1.15 De zeventiende eeuw In de zeventiende eeuw is het drukproces gemeengoed geworden. In het Noorden drukte men boeken die in andere landen verboden waren. Tussen 1570 en 1630 emigreerden 253 drukkers, uitgevers enz. dan ook naar Nederland. vb. Descartes, Discours de la méthode (1637, Leiden) Ook begint men nu kranten te drukken. Het nieuws verscheen vrij laat. Abraham Verhoeven (Antwerpen, 1575 - 1652) was de eerste krantenuitgever van de Zuidelijke Nederlanden. Vanaf 1620 vormde hij zijn onregelmatig uitgegeven pamfletten om tot een regelmatig verschijnende reeks teksten. Zo gaf hij de eerste krant uit die in de Zuidelijke Nederlanden verscheen. Het werd meermaals per week uitgebracht. Hoewel er geen vaste titel was, is de krant nu bekend als Nieuwe Tijdinghen. vb. dood Filips II Aan het einde van de zeventiende eeuw verschijnen er wetenschappelijke tijdschriften.
9
2. Humanisme De renaissance begint met de technische vernieuwingen in de boekdrukkunst en de nieuwe ideeën van het humanisme. In Italië begint die periode in de 14e eeuw, in België en Nederland is het nog wachten tot de 16e- 17e eeuw voor de humanistische ideeën hun intrede doen.
2.1 In Italië In de periode van de 16e – 17e eeuw is Italië een lappendeken van vorstendommetjes. Als gevolg daarvan wilt men terug naar het glorieuze verleden van een eenheidsrijk: de Oudheid. De Italianen gaan terug naar de bronnen, ad fontes. Om terug te kunnen keren naar de Oudheid, bestudeert men onder andere de klassieke architectuur en literatuur. Petrarca (14e eeuw) reist zo door Europa, in één van de kloosters die hij bezoekt vindt hij Ceasars De Bello Galllico. Boccaccio (14e eeuw) schrijft dan weer een werk over mythologie. Het ideaal van de humanitas wordt ontleend aan de Oudheid, in die periode nam de mens een centrale positie in. Deze visie neemt men in de renaissance over, God staat niet meer in het middelpunt zoals dat in de middeleeuwen het geval was. De mens wordt de maat aller dingen. De ideale mens in de renaissance was de homo universalis. Deze superman is thuis in alle wetenschappen: literatuur, wiskunde, natuurwetenschappen, … hij weet deze disciplines tevens harmonieus te combineren. Dat een dergelijk ideaal een illusie is, spreekt voor zich. Toch weet Leonardo da Vinci het droombeeld dicht te benaderen. vb. verhoudingen van de door god geschapen mens zijn perfect neemt men over in de architectuur Ook ontstaat in de renaissance de filologie. Omdat er meerdere versies van eenzelfde tekst bestonden, moest men onderzoeken welke de originele versie was. Zo konden de wetenschappers de juiste betekenis van de tekst achterhalen. Hier wordt m.a.w. de basis gelegd voor een wetenschappelijke benadering van literatuur.

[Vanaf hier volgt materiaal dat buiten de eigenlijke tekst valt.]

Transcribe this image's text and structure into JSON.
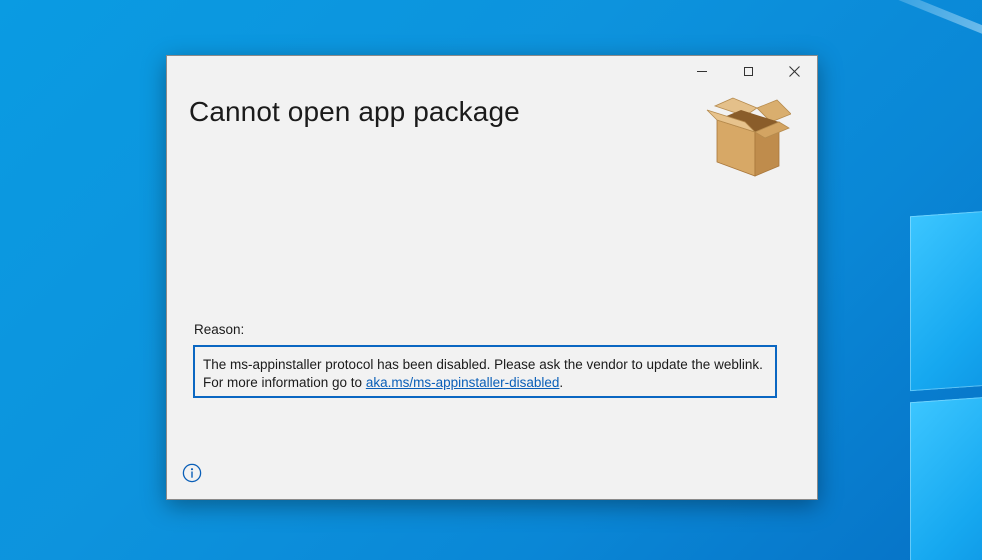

2.2 Republiek der letteren De Italianen schreven in het Latijn. Dit werd voor de humanisten de universele taal bij uitstek; later nemen ook universiteiten deze trend over. Omdat vrouwen geen Latijn mochten leren, konden ze bijgevolg geen universitaire opleiding genieten.
10
Een universele taal had als gevolg dat er een briefwisseling ontstond tussen alle humanisten. Dit is de Republiek der Letteren. Een tweede gevolg is dat de internationale mobiliteit wordt bevorderd. Studenten kunnen aan buitenlandse universiteiten les volgen en professoren kunnen overal lesgeven. Men schrijft grammatica’s, maar ook de retorica wordt belangrijk. Met deze methode kunnen er zowel politieke, religieuze als wetenschappelijke ideeën worden overgebracht. vb. Cicero en Quintilianus i.
Translatio: vertalen (school)
ii.
Imitatio: nadoen
iii.
Aemulatio: overtreffen, bijvoorbeeld door de heidense inslag van teksten te vervangen door christelijke ideeën
Omdat de literatuur in het Latijn wordt geschreven, zijn de teksten voorbehouden voor een kleine elite. De hechte kring van internationale humanisten onderhoudt contact door te reizen. Op die manier leren ze ook andere culturen kennen.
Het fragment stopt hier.